Sema4D inhibits ECM-mediated activation of R-Ras and functional activation of β₁ integrins. (A) PC12 cells were collected and kept in suspension (SUSP) or replated onto poly-d-lysine (PDL)– or collagen (COL)–coated (1 or 10 μg/ml) dishes with or without Sema4D in the plating media. 15 min after plating, the cells were lysed and the lysates were incubated with GST-RBD, and bound R-Ras protein and total lysates were analyzed by immunoblotting. For the indicated samples, cells were treated with 5 μg/ml of monoclonal β₁ integrin blocking (P5D2) or activating (8A2) antibody before replating. Relative R-Ras activity was determined by the amount of R-Ras bound to GST-RBD normalized to the amount of R-Ras in cell lysates analyzed by NIH Image software (bottom). (B and E) PC12 cells were seeded onto noncoated or collagen-coated (10 μg/ml) dishes, with or without Sema4D in the plating media.
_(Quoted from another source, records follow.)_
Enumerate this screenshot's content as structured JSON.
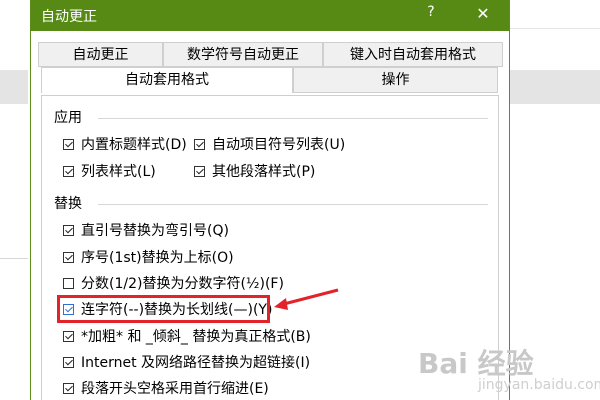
{
  "dialog": {
    "title": "自动更正",
    "help": "?",
    "close": "✕"
  },
  "tabs": {
    "row1": [
      "自动更正",
      "数学符号自动更正",
      "键入时自动套用格式"
    ],
    "row2": [
      "自动套用格式",
      "操作"
    ],
    "active": "自动套用格式"
  },
  "groups": {
    "apply": "应用",
    "replace": "替换"
  },
  "apply_options": [
    {
      "label": "内置标题样式(D)",
      "checked": true
    },
    {
      "label": "自动项目符号列表(U)",
      "checked": true
    },
    {
      "label": "列表样式(L)",
      "checked": true
    },
    {
      "label": "其他段落样式(P)",
      "checked": true
    }
  ],
  "replace_options": [
    {
      "label": "直引号替换为弯引号(Q)",
      "checked": true
    },
    {
      "label": "序号(1st)替换为上标(O)",
      "checked": true
    },
    {
      "label": "分数(1/2)替换为分数字符(½)(F)",
      "checked": false
    },
    {
      "label": "连字符(--)替换为长划线(—)(Y)",
      "checked": true
    },
    {
      "label": "*加粗* 和 _倾斜_ 替换为真正格式(B)",
      "checked": true
    },
    {
      "label": "Internet 及网络路径替换为超链接(I)",
      "checked": true
    },
    {
      "label": "段落开头空格采用首行缩进(E)",
      "checked": true
    }
  ],
  "watermark": {
    "main": "Bai 经验",
    "sub": "jingyan.baidu.com"
  },
  "colors": {
    "titlebar": "#568a14",
    "highlight": "#e2232a"
  }
}
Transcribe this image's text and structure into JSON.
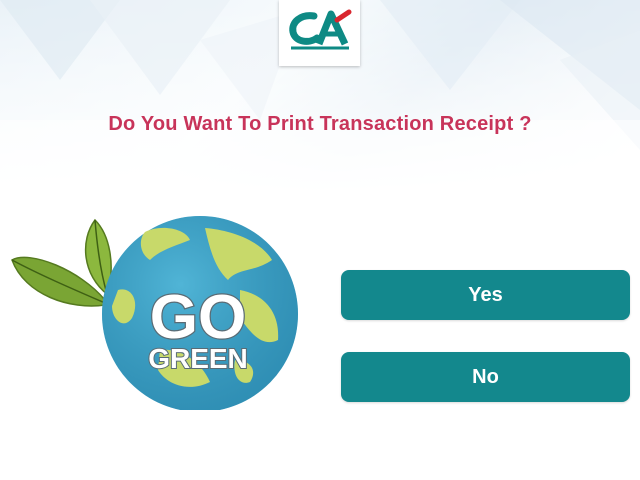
{
  "colors": {
    "question_text": "#c8345a",
    "button_bg": "#13888d",
    "button_text": "#ffffff",
    "brand_teal": "#0e8a84",
    "brand_red": "#d9262e",
    "globe_ocean": "#3aa3c9",
    "globe_land": "#c8d96a",
    "leaf_green": "#6f9a2c"
  },
  "header": {
    "logo_icon": "credit-agricole-logo",
    "question": "Do You Want To Print Transaction Receipt ?"
  },
  "illustration": {
    "icon": "go-green-globe",
    "line1": "GO",
    "line2": "GREEN"
  },
  "actions": {
    "yes_label": "Yes",
    "no_label": "No"
  }
}
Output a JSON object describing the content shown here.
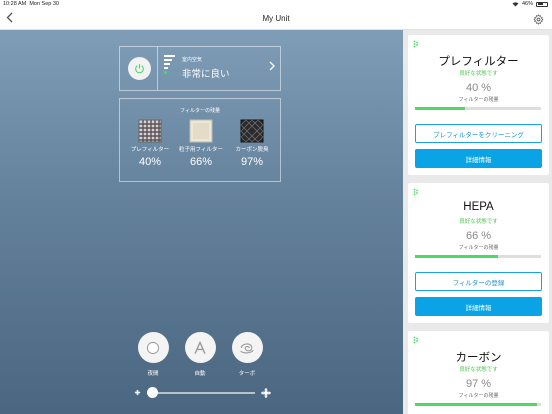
{
  "status_bar": {
    "time": "10:28 AM",
    "date": "Mon Sep 30",
    "battery": "46%"
  },
  "nav": {
    "back_icon": "chevron-left-icon",
    "title": "My Unit",
    "settings_icon": "gear-icon"
  },
  "air_quality": {
    "label": "室内空気",
    "value": "非常に良い"
  },
  "filters_summary": {
    "title": "フィルターの残量",
    "items": [
      {
        "name": "プレフィルター",
        "percent": "40%"
      },
      {
        "name": "粒子用フィルター",
        "percent": "66%"
      },
      {
        "name": "カーボン脱臭",
        "percent": "97%"
      }
    ]
  },
  "modes": [
    {
      "label": "夜間",
      "icon": "moon-icon"
    },
    {
      "label": "自動",
      "icon": "auto-a-icon"
    },
    {
      "label": "ターボ",
      "icon": "turbo-icon"
    }
  ],
  "fan_speed": {
    "level": 0,
    "min_icon": "fan-small-icon",
    "max_icon": "fan-large-icon"
  },
  "filter_cards": [
    {
      "title": "プレフィルター",
      "status": "良好な状態です",
      "percent": "40 %",
      "remaining_label": "フィルターの残量",
      "level": 0.4,
      "action_label": "プレフィルターをクリーニング",
      "details_label": "詳細情報"
    },
    {
      "title": "HEPA",
      "status": "良好な状態です",
      "percent": "66 %",
      "remaining_label": "フィルターの残量",
      "level": 0.66,
      "action_label": "フィルターの登録",
      "details_label": "詳細情報"
    },
    {
      "title": "カーボン",
      "status": "良好な状態です",
      "percent": "97 %",
      "remaining_label": "フィルターの残量",
      "level": 0.97
    }
  ],
  "colors": {
    "accent": "#0aa4e6",
    "good": "#4cd964",
    "background_top": "#7f9db7",
    "background_bottom": "#4a6680"
  }
}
Cells were lysed, and the lysates were immunoprecipitated with an antibody against the active β₁ integrins, HUTS-4 (B), or an antibody against FAK (E) to measure the activity of β₁ integrins or tyrosine phosphorylated FAK, respectively. (C) The ELISA using HUTS-4 antibody was performed to confirm the effect of Sema4D on activity of β₁ integrins under a detergent-free condition. Results are the means ± SEM of three independent experiments. (D) PC12 cells were treated for 3 h at 37°C with control medium or with medium containing Sema4D or Sema4D plus 1 mM Mn²⁺. Cells were incubated with HUTS-4 antibody or buffer alone (−1st Ab), followed by labeling with the FITC-conjugated secondary antibody. Fluorescence intensity was determined by flow cytometry analysis. Error bars indicate SEM.